Beyond watching YouTube, sharing Instagram photos or reading the latest Twitter updates, smartphone users may be able to use their handheld devices to I.D. COVID-19 in the coming months. An international tandem is working on phone-linked device and interrelated app to allow users to test for the virus at home.
According to reports in the Financial Times, Sanofi, a French pharmaceutical company, will team up with Silicon Valley start-up Luminostics to develop a coronavirus test package potential patients could do themselves anywhere using a special add-on plugged into any brand of smartphone. Analytical software via an app would conduct the test and report results.
During the Coronavirus crisis so far, smartphones were put to use calling out of lockdown or tracking the infected. Now, this new hardware/software mix could make long lines at testing centers unnecessary.
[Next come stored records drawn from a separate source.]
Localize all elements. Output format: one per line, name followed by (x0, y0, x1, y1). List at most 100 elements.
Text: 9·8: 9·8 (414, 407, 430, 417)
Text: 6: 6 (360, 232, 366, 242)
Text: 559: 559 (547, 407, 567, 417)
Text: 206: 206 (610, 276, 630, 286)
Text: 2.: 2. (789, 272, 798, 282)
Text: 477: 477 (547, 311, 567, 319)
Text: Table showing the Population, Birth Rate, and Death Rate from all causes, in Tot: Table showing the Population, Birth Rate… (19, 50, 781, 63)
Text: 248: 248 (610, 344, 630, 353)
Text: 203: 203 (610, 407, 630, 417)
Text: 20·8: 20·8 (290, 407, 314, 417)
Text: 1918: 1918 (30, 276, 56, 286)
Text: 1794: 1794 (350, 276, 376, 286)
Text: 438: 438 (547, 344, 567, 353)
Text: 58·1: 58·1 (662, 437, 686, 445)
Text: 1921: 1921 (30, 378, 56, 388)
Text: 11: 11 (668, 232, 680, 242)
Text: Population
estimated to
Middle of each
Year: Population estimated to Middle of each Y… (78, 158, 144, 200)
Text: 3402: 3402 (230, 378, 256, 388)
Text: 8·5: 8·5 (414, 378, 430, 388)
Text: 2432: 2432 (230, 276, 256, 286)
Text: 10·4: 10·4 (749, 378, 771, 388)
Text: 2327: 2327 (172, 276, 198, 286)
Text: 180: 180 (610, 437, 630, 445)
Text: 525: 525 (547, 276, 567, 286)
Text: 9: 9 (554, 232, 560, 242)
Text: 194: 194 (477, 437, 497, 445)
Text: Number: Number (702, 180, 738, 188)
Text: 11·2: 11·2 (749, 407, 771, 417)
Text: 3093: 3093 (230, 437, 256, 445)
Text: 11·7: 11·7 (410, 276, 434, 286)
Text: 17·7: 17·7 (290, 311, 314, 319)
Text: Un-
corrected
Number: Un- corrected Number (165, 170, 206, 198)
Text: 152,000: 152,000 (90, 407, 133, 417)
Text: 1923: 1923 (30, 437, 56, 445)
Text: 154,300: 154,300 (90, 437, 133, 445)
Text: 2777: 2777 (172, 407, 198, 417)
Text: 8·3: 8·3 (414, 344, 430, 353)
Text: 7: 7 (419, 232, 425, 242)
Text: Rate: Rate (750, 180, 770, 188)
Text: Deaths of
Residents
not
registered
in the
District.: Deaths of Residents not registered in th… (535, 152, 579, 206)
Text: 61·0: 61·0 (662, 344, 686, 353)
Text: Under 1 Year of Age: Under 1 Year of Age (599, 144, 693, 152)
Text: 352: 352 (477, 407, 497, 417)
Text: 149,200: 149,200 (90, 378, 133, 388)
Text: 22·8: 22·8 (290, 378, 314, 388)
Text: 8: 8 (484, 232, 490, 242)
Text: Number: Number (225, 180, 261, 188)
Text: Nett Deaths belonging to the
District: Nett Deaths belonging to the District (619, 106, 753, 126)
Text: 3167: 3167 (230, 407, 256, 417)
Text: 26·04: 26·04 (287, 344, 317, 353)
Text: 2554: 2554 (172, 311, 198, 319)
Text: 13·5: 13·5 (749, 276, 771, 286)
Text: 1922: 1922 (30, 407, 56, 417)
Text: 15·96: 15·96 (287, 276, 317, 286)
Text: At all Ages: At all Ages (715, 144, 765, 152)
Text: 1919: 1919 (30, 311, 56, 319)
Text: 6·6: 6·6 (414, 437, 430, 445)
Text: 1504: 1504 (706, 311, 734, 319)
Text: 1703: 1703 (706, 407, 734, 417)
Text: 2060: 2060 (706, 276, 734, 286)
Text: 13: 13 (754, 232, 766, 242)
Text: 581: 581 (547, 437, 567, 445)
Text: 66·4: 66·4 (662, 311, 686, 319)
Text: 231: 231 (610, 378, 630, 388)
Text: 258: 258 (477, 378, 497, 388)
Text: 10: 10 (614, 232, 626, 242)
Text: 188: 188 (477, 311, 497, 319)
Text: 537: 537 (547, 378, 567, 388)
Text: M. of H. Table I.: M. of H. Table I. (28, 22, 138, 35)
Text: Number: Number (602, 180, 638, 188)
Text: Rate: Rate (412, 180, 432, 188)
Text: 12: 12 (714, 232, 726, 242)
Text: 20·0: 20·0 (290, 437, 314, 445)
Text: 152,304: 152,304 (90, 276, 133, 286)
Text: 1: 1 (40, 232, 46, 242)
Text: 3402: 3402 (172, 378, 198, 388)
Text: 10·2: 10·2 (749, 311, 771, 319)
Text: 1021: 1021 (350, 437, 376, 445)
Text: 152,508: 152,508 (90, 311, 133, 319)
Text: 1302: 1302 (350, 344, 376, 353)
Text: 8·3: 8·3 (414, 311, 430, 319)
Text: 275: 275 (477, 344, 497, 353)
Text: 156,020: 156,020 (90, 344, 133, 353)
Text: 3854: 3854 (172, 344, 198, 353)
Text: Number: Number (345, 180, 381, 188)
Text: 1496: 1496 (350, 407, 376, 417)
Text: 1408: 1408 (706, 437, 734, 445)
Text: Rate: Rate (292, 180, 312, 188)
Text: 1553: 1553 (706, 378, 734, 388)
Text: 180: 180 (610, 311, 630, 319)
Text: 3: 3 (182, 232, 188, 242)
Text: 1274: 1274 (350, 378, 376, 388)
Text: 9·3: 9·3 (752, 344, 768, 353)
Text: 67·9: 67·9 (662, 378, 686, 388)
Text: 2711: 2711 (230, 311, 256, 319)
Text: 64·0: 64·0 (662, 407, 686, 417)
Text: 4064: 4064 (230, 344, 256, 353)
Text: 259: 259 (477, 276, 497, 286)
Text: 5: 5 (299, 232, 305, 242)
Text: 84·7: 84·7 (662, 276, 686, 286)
This would be the first effort to transform devices designed for communication and social media interaction into infectious disease test tools. There are apps and interconnected devices now that serve medical purposes, such as scanning for blood sugar levels in diabetics. This smartphone test would focus just on the current virus.
According to Luminostics’ property research, the firm developed a sort of glow-in-the-dark particle detectable by a smartphone’s camera when used with a specially designed plug-in testing adapter.
Patients would theoretically capture a sample of mucous or other fluid from the back of their nose with a swab. That sample would go into a plug-in testing device hiding a chemical compound with the particle. That little indicator would glow when the virus is present.
The smartphone’s camera would spot the signal via A.I. and report the results to an app linked to the test. That same app would announce the results to the user and potentially enable communication with medical assistants.
According to the published reports, even if Sanofi and Luminostics can pull the technology and applications together, device and software testing would mean the smartphone test would not be ready for use until the end of 2020. Meanwhile, other pharmaceutical firms and research labs around the world continue to search for effective drugs and vaccines to end the global virus scare.